Double Backward with Custom Functions
=====================================

It is sometimes useful to run backwards twice through backward graph, for
example to compute higher-order gradients. It takes an understanding of
autograd and some care to support double backwards, however. Functions
that support performing backward a single time are not necessarily
equipped to support double backward.

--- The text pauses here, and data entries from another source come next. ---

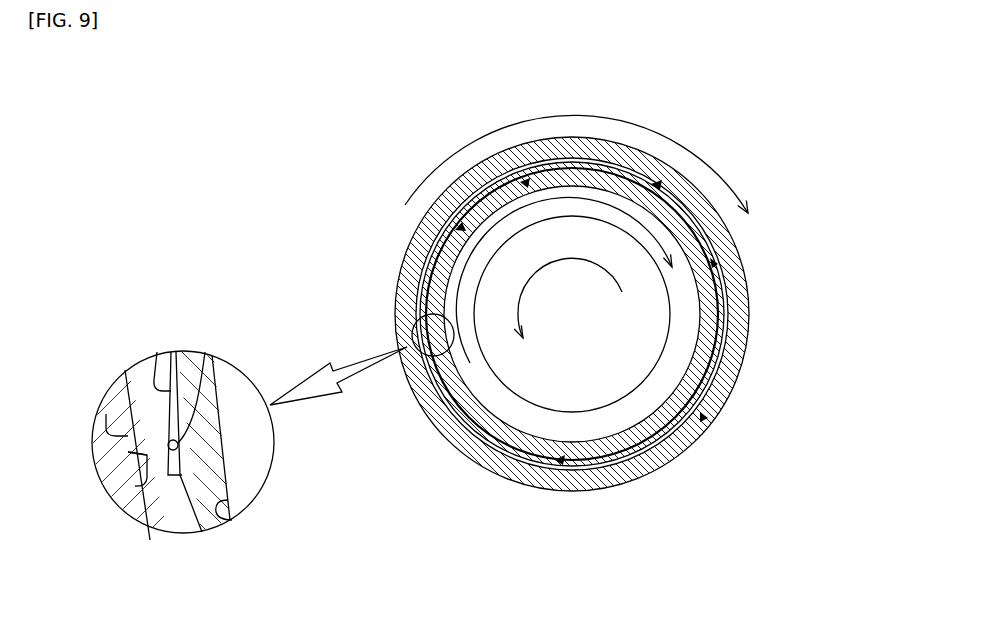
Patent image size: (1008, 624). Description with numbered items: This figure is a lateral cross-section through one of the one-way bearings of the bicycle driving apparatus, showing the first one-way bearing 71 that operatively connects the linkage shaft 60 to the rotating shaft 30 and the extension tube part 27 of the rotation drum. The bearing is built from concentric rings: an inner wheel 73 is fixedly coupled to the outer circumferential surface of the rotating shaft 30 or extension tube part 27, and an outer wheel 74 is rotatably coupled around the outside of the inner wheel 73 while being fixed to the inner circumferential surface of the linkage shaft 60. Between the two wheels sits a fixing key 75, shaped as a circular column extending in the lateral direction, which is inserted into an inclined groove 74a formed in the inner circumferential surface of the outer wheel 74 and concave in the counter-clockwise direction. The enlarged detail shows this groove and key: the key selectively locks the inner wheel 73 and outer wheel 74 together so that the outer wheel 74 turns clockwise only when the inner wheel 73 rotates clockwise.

The extension tube part 27 is at (695, 420).
The rotating shaft 30 is at (540, 408).
The linkage shaft 60 is at (680, 173).
The first one-way bearing 71 is at (724, 368).
The inner wheel 73 is at (705, 263).
The outer wheel 74 is at (732, 297).
The inclined groove 74a is at (150, 540).
The fixing key 75 is at (204, 352).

In this tutorial we show how to
write a custom autograd function that supports double backward, and
point out some things to look out for.


When writing a custom autograd function to backward through twice,
it is important to know when operations performed in a custom function
are recorded by autograd, when they aren't, and most importantly, how
`save_for_backward` works with all of this.

Custom functions implicitly affects grad mode in two ways:

- During forward, autograd does not record any the graph for any
  operations performed within the forward function. When forward
  completes, the backward function of the custom function
  becomes the `grad_fn` of each of the forward's outputs

- During backward, autograd records the computation graph used to
  compute the backward pass if create_graph is specified

Next, to understand how `save_for_backward` interacts with the above,
we can explore a couple examples:


Saving the Inputs
-------------------------------------------------------------------
Consider this simple squaring function. It saves an input tensor
for backward. Double backward works automatically when autograd
is able to record operations in the backward pass, so there is usually
nothing to worry about when we save an input for backward as
the input should have grad_fn if it is a function of any tensor
that requires grad. This allows the gradients to be properly propagated.

.. code:: python

    import torch

    class Square(torch.autograd.Function):
        @staticmethod
        def forward(ctx, x):
            # Because we are saving one of the inputs use `save_for_backward`
            # Save non-tensors and non-inputs/non-outputs directly on ctx
            ctx.save_for_backward(x)
            return x**2

        @staticmethod
        def backward(ctx, grad_out):
            # A function support double backward automatically if autograd
            # is able to record the computations performed in backward
            x, = ctx.saved_tensors
            return grad_out * 2 * x

    # Use double precision because finite differencing method magnifies errors
    x = torch.rand(3, 3, requires_grad=True, dtype=torch.double)
    torch.autograd.gradcheck(Square.apply, x)
    # Use gradcheck to verify second-order derivatives
    torch.autograd.gradgradcheck(Square.apply, x)


We can use torchviz to visualize the graph to see why this works

.. code-block:: python

   import torchviz

   x = torch.tensor(1., requires_grad=True).clone()
   out = Square.apply(x)
   grad_x, = torch.autograd.grad(out, x, create_graph=True)
   torchviz.make_dot((grad_x, x, out), {"grad_x": grad_x, "x": x, "out": out})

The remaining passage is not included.